Abbas sebagaimana orang-orang Quraisy pada umumnya juga adalah seorang pedagang [7] dan terkenal sebagai salah seorang pedagang yang sukses dan kaya. Setelah Abu Thalib, Abbaslah kemudian yang bertanggungjawab memasok air dan makanan untuk para peziarah Mekah. [8] Ia juga yang bertanggungjawab untuk pembangunan Masjidil Haram. [9] Sewaktu Mekah dilanda musim paceklik dan kekeringan yang berkepanjangan, untuk meringankan beban ekonomi Abu Thalib Abbas mengadopsi Ja'far bin Abi Thalib ke rumahnya. [10]

Setelah Bitsah

Abbas juga berada pada peristiwa "Yaumud Dar". [11] Meskipun Bi'tsah Nabi sudah dimulai, tetapi Abbas belum juga mengikrarkan diri untuk menjadi muslim, namun bukan saja ia tidak menolak dan menentang dakwah Rasulullah saw melainkan ia memberikan pembelaan dan dukungan. [12] Ketika Nabi Muhammad saw diboikot dan terasing di Syi'b Abi Thalib, Abbas sebagaimana Bani Hasyim lainnya tetap bersama Rasulullah saw dan mendukungnya. [13]

Ketika Baiat Aqabah kedua diambil dan saat itu berlangsung pada malam hari, Abbas juga turut hadir dan menjadi orang yang pertama menyampaikan orasi sambil menegaskan dukungannya atas dakwah Rasululllah saw dan menetapkan perjanjian yang kuat bersama kaum Muhajirin. [14]

Abbas menikah dengan Lubabah Kubra (Ummul Fadhl) putri Harits bin Hazan [15] dari Bani 'Amir dan memiliki hubungan kekerabatan dengan Raja Rabi'ah.

Masuk Islam

Mengenai masuk Islamnya Abbas, terdapat beragam pandangan yang berbeda-beda, diantaranya: Pada awal dakwah Islam, [16] malam hijrah, [17] sebelum perang Badar, [18] setelah perang Badar, [19] dan pada saat perang Khaibar. [20] Dzahabi menulis, "Pendapat yang kuat adalah Abbas masuk Islam setelah perang Badar."[21] Sementara Ibnu Atsir berpendapat, adanya perintah Nabi Muhammad saw untuk tidak membunuh Abbas sebelum terjadinya perang Badar, karena ia seorang muslim. [22]

Pendapat lain menyebutkan, Ummul Fadhl, istri Abbas adalah perempuan kedua yang masuk Islam. [23] Nabi Muhammad saw setelah hijrah, antara putrinya Zainab, seorang wanita muslim dengan suaminya Abu al-'Ash yang saat itu belum masuk Islam, memerintahkan agar keduanya berpisah, sampai pada tahun ke-6 H, disaat Abu al-'Ash masuk Islam, keduanya disatukan kembali. [24] Dengan peristiwa tersebut, menunjukkan hukum wajibnya berpisah antara perempuan muslim dengan suaminya yang kafir setidaknya berlaku setelah hijrah.

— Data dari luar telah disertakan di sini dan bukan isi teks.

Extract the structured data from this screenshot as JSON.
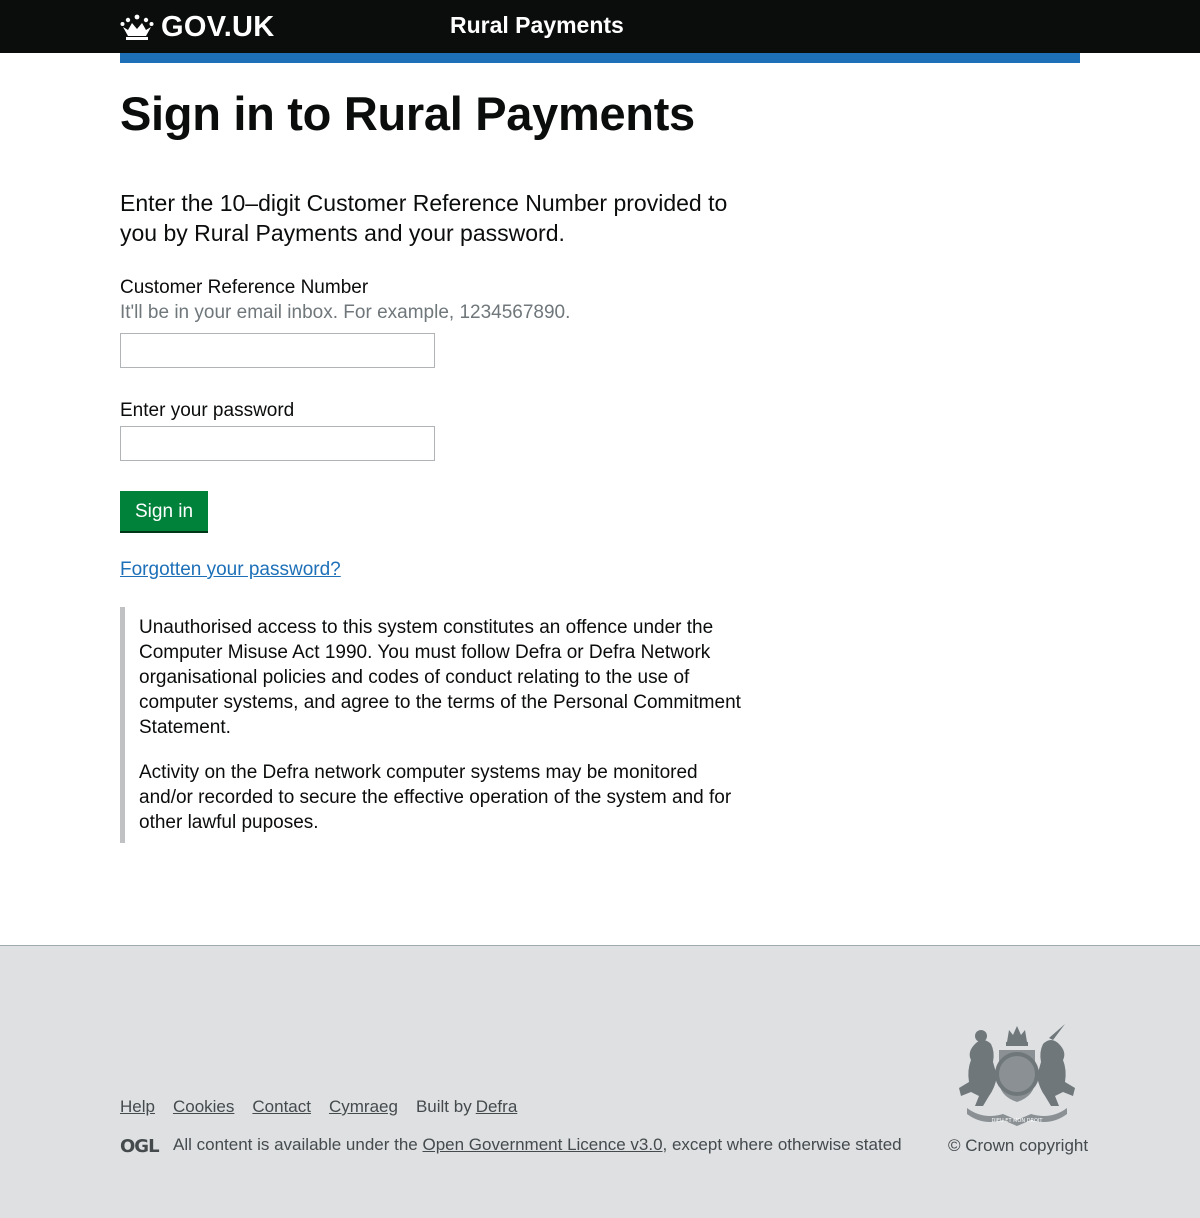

Oleh karena itu, jika Abbas adalah salah seorang yang Musyrik dan menjadi keniscayaan Nabi Muhammad saw seharusnya beliau memisahkannya dengan istrinya.

Setelah Hijrah

Berhadapan dengan Kaum Muslimin dalam Perang Badar

Dalam perang Badar yang merupakan tindakan militer pertama Quraisy terhadap Nabi saw, orang-orang Mekah yang segera bergerak menuju Madinah untuk menyelamatkan kafilah para pedagang Quraisy, dengan paksa membawa Abbas pula dalam rombongan mereka dan beberapa orang Bani Hasyim. [25] Abbas memberitahu Nabi saw prihal perjalanan serta alasan keikutsertaannya dengan mereka. [26] dan berdasarkan suatu riwayat, dalam suratnya kepada Nabi saw, ia mengingatkan bahwa jika mampu, ia akan membuat pasukan Quraisy kalah. [27]

Setelah tertawan, terjadi perundingan antara Nabi saw dengan Abbas terkait ganti rugi tawanan perang Badar[28] dan menurut kutipan sebagian sumber, ayat 70 surah al-Anfal adalah berkaitan dengan hal ini, "Wahai Nabi! Katakanlah kepada para tawanan perang yang ada di tanganmu, jika Allah mengetahui ada kebaikan di dalam hatimu, niscaya Dia akan memberikan yang lebih baik dari apa yang telah diambil darimu dan Dia akan mengampuni kamu...". Dan dari sisi lain, Ibnu Hisyam tidak menyebut Abbas sebagai bagian tawanan. [29]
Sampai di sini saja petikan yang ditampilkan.